Herrod: E você sabe o que quero dizer? É bem possível que queira dizer justamente isto.

Sócrates: Não acredito nisto. Penso que você sabe muito de lógica e muita ciência para cometer um equívoco tão tolo.

Herrod: Que lógica? Que ciência?

Sócrates: Muita lógica porque você sabe que uma auto-contradição não pode ser certa, e sua idéia do relativismo absoluto é justamente isto: uma auto-contradição. E muita ciência porque você sabe que há coisas que não são relativas, ainda que possam ser relativas entre si: coisas como pássaros e pedras, átimos e gravidade, a massa e o número.

Herrod: Mas isso são fatos concretos. Datar o início de uma pessoa humana não é um fato concreto, mas uma questão de opinião.

Sócrates: Datar certamente não é um fato concreto, porque depende de nós. Mas aquilo a que se põe data é algo muito diferente não é? Dizer cinqüenta anos de idade desde o momento do nascimento ou cinqüenta anos e nove meses de idade desde o momento da concepção é um artifício. Mas o fato concreto é que você nasceu há cinqüenta anos e foi concebido a cinqüenta anos e nove meses. Existe algo real para que nossas medidas meçam.

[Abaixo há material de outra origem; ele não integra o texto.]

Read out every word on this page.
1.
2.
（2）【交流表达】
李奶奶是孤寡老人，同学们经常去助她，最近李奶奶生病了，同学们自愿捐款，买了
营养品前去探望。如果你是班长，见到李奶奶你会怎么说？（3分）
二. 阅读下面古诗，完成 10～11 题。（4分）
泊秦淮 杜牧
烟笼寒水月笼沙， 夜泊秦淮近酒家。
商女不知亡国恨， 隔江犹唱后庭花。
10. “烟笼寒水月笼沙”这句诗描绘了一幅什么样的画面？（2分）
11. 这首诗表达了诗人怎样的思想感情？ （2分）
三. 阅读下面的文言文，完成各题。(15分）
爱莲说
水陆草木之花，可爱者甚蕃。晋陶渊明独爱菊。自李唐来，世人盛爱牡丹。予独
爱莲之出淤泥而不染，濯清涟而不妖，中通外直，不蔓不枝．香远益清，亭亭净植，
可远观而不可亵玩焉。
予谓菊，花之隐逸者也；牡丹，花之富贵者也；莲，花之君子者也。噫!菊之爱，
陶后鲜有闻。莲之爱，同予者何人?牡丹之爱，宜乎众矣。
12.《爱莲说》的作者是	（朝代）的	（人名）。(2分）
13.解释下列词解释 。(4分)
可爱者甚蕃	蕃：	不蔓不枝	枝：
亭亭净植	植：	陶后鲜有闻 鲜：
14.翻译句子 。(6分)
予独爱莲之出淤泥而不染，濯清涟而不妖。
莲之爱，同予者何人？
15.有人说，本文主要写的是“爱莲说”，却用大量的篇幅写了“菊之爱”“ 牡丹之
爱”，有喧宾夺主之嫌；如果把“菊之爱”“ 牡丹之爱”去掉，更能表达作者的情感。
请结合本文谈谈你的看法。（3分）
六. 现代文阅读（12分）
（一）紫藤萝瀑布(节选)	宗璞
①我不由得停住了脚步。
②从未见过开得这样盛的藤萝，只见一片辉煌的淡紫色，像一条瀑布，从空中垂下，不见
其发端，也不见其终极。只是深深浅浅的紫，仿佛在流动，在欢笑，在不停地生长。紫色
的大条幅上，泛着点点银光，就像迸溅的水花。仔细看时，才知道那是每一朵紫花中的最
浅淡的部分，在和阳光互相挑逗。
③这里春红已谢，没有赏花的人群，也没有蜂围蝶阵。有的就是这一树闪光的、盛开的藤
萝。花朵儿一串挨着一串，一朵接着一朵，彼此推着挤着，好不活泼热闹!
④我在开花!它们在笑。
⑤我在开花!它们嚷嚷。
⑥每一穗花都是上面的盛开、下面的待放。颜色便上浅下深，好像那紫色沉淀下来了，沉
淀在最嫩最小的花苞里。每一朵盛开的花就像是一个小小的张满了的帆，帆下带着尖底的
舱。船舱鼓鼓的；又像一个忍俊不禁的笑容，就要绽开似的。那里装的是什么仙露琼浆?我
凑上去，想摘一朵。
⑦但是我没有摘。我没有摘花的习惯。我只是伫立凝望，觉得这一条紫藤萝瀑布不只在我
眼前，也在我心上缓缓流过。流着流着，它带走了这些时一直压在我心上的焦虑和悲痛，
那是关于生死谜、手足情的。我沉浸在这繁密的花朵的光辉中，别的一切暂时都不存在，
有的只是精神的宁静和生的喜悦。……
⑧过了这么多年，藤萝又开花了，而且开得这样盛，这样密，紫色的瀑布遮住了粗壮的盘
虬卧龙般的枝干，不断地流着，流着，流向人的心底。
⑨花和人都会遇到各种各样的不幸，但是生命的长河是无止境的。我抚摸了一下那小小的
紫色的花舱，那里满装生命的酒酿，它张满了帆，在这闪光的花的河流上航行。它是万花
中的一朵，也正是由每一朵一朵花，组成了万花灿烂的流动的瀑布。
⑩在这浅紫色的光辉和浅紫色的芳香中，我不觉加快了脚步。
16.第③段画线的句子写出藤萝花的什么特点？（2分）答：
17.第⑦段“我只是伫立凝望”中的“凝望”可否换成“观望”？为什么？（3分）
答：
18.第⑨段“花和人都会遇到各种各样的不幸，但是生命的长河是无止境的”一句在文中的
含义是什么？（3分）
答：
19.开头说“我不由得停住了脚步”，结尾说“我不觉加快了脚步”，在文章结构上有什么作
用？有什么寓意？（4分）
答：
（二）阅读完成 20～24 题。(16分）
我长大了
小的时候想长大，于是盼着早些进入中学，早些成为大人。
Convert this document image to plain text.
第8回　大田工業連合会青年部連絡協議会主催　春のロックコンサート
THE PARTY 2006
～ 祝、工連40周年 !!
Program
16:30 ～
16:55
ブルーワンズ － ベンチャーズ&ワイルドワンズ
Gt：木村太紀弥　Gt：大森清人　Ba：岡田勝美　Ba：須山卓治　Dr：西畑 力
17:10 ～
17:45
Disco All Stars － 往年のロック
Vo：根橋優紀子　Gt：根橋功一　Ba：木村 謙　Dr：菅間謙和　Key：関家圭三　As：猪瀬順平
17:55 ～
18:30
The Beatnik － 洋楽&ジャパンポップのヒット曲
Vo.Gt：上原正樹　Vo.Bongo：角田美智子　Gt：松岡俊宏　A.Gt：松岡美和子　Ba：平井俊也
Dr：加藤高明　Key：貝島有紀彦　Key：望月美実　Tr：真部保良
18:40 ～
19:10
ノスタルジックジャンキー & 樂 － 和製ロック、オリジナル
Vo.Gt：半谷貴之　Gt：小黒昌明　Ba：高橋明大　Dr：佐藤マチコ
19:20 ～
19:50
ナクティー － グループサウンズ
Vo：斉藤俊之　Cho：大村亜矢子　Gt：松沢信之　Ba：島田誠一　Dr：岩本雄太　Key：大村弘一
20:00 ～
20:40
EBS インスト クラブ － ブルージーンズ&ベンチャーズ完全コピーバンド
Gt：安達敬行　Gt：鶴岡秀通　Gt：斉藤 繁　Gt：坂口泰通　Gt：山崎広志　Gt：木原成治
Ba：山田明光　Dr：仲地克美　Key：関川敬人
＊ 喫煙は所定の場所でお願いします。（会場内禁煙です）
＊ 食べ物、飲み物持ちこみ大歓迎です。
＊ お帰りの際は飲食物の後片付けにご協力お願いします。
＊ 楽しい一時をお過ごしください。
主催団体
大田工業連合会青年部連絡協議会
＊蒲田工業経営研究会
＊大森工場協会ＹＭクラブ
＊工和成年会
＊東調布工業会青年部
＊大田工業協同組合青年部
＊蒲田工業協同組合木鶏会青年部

Herrod: É Claro. Mas a qualidade de humano não é um desses fatos concretos que podem ser medidos.

Sócrates: Parece que não, pelo menos para você. Exploremos este “parece” com o objetivo de ver se prova ser um “é”, tal como você afirma. Você continua comigo no discipulado do argumento?

Herrod: Suponho que sim.

Sócrates: Não soa como um discípulo entusiasmado.

Herrod: Estou cansado. Preciso de outra xícara de café.

Sócrates: Fico maravilhado ao ver como vocês confiam no café para cruzar águas turbulentas!

Herrod: Aceita uma xícara?

Sócrates: Não, prefiro submergir nas águas!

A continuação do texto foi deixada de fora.